Laying eggs together is, basically, the Eridian equivalent of sex. And they mate for life. But this is the first I’ve heard of Rocky doing it.
“You have a mate?”
“Unknown,” Rocky says. “Mate possibly has new mate. I gone a long time.”
“Sad,” I say.
“Yes, sad. But necessary. Must save Erid. You pick human word for ♫♩♪♫.”
Proper nouns are a headache. If you’re learning German from a guy named Hans, you just call him Hans. But I literally can’t make the noises Rocky makes and vice versa. So when one of us tells the other about a name, the other one has to pick or invent a word to represent that name in their own language. Rocky’s actual name is a sequence of notes—he told it to me once but it has no meaning in his language, so I stuck with “Rocky.”
But my name is actually an English word.
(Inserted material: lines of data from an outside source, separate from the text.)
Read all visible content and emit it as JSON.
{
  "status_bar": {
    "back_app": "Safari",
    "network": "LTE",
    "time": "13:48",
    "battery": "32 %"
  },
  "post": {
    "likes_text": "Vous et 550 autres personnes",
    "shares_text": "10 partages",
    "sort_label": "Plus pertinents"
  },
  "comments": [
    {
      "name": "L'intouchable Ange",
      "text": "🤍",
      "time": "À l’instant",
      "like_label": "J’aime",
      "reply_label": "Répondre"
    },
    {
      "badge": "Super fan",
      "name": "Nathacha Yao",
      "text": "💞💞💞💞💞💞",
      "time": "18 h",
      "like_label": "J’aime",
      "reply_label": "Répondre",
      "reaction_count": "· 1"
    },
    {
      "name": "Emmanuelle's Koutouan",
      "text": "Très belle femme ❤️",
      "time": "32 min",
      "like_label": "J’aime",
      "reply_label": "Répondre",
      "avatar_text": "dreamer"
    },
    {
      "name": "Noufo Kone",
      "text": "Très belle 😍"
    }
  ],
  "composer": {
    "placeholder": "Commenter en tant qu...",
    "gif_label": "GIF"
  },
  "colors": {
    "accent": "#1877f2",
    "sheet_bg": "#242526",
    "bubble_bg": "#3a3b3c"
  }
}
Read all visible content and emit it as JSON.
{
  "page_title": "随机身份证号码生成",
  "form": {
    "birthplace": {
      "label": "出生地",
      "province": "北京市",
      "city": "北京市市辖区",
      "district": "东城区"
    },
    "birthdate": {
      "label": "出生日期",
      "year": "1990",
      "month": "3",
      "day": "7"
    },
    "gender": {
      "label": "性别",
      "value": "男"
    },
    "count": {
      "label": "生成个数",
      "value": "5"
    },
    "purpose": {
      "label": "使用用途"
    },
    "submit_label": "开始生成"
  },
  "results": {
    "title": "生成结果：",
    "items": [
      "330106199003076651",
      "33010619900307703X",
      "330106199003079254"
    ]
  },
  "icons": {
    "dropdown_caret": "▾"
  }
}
So Rocky just calls me the Eridian word for “grace.”
Anyway, now I have to come up with an English word that means “Rocky’s spouse.”
“Adrian,” I say. Why not? “Human word is ‘Adrian.’ ”
“Understand,” he says. He heads down his tunnel into the lab.
I put my hands on my hips and crane my neck to watch him leave. “Where are you going?”
I’ve never seen him eat. I’ve never even seen an orifice other than the radiator vents on top of his carapace. How does he get food in? For that matter, how does he lay eggs? He’s been pretty cagey about it. He ate in his ship when we were connected. And I think he snuck a few meals here and there while I slept.
I scamper down the ladder into the lab. He’s already halfway down his vertical tunnel, climbing the many handholds. I keep up, climbing my own ladder. “Hey, I want to watch!”
Rocky reaches the lab’s floor and pauses. “Is private. I sleep after eat. You watch me sleep, question?”
“I want to watch you eat!”
“Science,” I say.
Rocky shifts his carapace left and right a few times. Eridian body language for mild annoyance. “Is biological. Is gross.”
He wiggles his carapace again. “Okay. You watch.” He continues downward.
“Yes!” I follow him down.
I squeeze into my little area of the dormitory. All I have these days is my bed, the toilet, and the robot arms.
To be fair, he doesn’t have much room either. He has most of the volume, but it’s laden with all his junk. Plus, he made an ad-hoc workshop in there and a life-support system out of parts from his ship.